Sharma T.R (1981) made a survey of the problem of truancy among high school students. He observed that truants are mostly boys and they are generally quite healthy. Main contributing factors are uneducated father, illiterate mother, overcrowded houses, bad economic conditions, low intelligence, and bad company.
Eastwold (1989) stated that some researchers believe that truancy problems can be blamed on ineffective school attendance policies. In some cases the costs in time and energy to enforce compulsory education statutes seem to outweigh the benefits. As a result schools will develop policies that devote the most energy to those students expected to have the best chance of success. He also indicate that the burden of reducing truancy rates rests primarily with schools, and a message that can be drawn from the research is that schools can affect truancy rate whenever they give high priority to effective attendance policies. Eastwold identified the most effective policies as those that have the following elements: 20 Expectations and outcomes are clear and well publicized, policies are followed consistently by everyone, students are held responsible for their actions and their parents are involved.

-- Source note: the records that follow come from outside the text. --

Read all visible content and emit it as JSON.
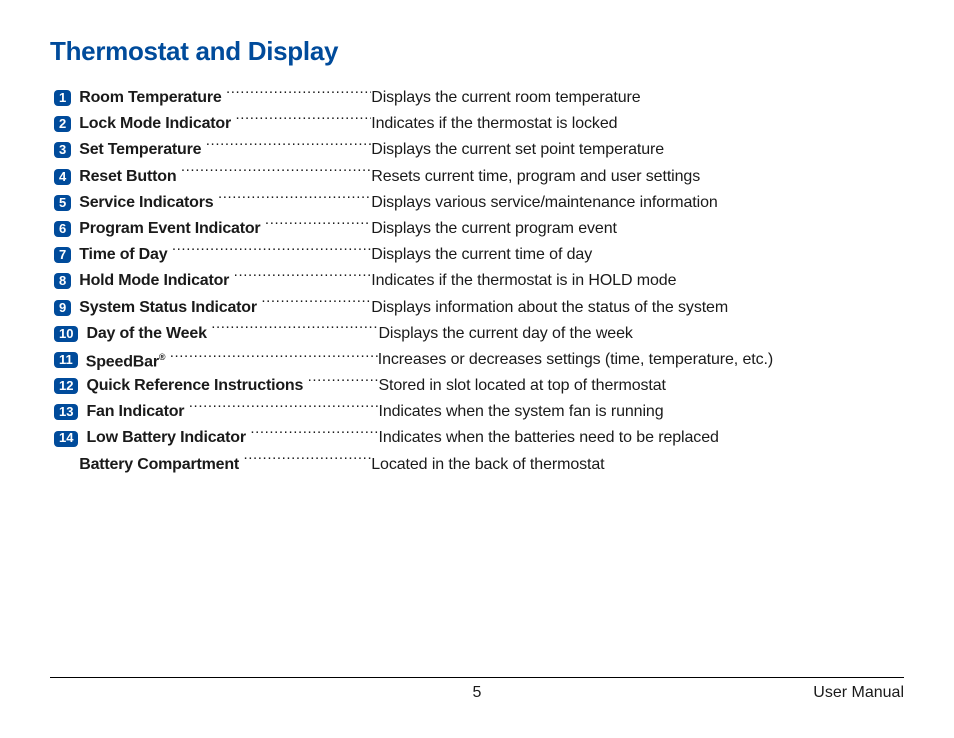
{
  "title": "Thermostat and Display",
  "colors": {
    "accent": "#004b9b",
    "text": "#1a1a1a",
    "page_bg": "#ffffff"
  },
  "items": [
    {
      "num": "1",
      "label": "Room Temperature",
      "desc": "Displays the current room temperature"
    },
    {
      "num": "2",
      "label": "Lock Mode Indicator",
      "desc": "Indicates if the thermostat is locked"
    },
    {
      "num": "3",
      "label": "Set Temperature",
      "desc": "Displays the current set point temperature"
    },
    {
      "num": "4",
      "label": "Reset Button",
      "desc": "Resets current time, program and user settings"
    },
    {
      "num": "5",
      "label": "Service Indicators",
      "desc": "Displays various service/maintenance information"
    },
    {
      "num": "6",
      "label": "Program Event Indicator",
      "desc": "Displays the current program event"
    },
    {
      "num": "7",
      "label": "Time of Day",
      "desc": "Displays the current time of day"
    },
    {
      "num": "8",
      "label": "Hold Mode Indicator",
      "desc": "Indicates if the thermostat is in HOLD mode"
    },
    {
      "num": "9",
      "label": "System Status Indicator",
      "desc": "Displays information about the status of the system"
    },
    {
      "num": "10",
      "label": "Day of the Week",
      "desc": "Displays the current day of the week"
    },
    {
      "num": "11",
      "label": "SpeedBar",
      "sup": "®",
      "desc": "Increases or decreases settings (time, temperature, etc.)"
    },
    {
      "num": "12",
      "label": "Quick Reference Instructions",
      "desc": "Stored in slot located at top of thermostat"
    },
    {
      "num": "13",
      "label": "Fan Indicator",
      "desc": "Indicates when the system fan is running"
    },
    {
      "num": "14",
      "label": "Low Battery Indicator",
      "desc": "Indicates when the batteries need to be replaced"
    },
    {
      "num": "",
      "label": "Battery Compartment",
      "desc": "Located in the back of thermostat"
    }
  ],
  "footer": {
    "page_number": "5",
    "doc_title": "User Manual"
  }
}
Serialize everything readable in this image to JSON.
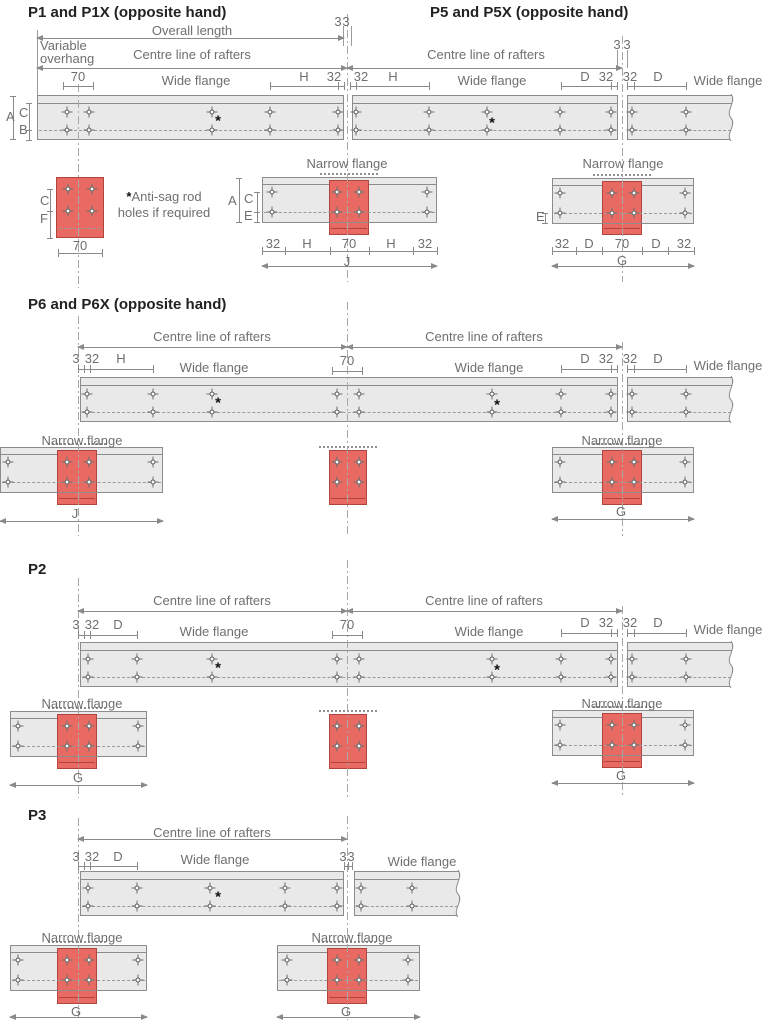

According to Woog (1992), three theoretical categories identify the causes or predictors of student attendance specifically are: those which identify the cause of the absenteeism with the student or his/her family characteristics, those which identify the student’s social or economic environment as the causal factor, and those which examine the effect of various school characteristics as influential in the absentee rate of students. The 1977 Educational Research Service report identifies age, IQ, achievement, religion, and co-curricular activities as associated with various rates of absenteeism. Older students, students living with one parent, students with lower IQ scores, students with lower grades, students who did not participate in school activities, and non-Jewish students all were noted to have higher absentee rates than did their counterparts. Galloway (1985) reports that frequently absent students have a fear of teachers or specific subjects. He also reports that the families of absent students were noted as scoring much higher on measurements of familial stress. Both of Gallaway’s reports identified an unfavorable parental attitude toward school as a significant influence on the absence rate of their children. Galloway’s (1985) research showed excessive absentees 29 as students whose families had experienced financial problems or whose parents experienced poor health. Galloway suggests that the poor economic condition of the family may generate a negative attitude toward school either because the family needs the student to work and contribute to the family income or because education is not perceived to be an avenue to increased economic status.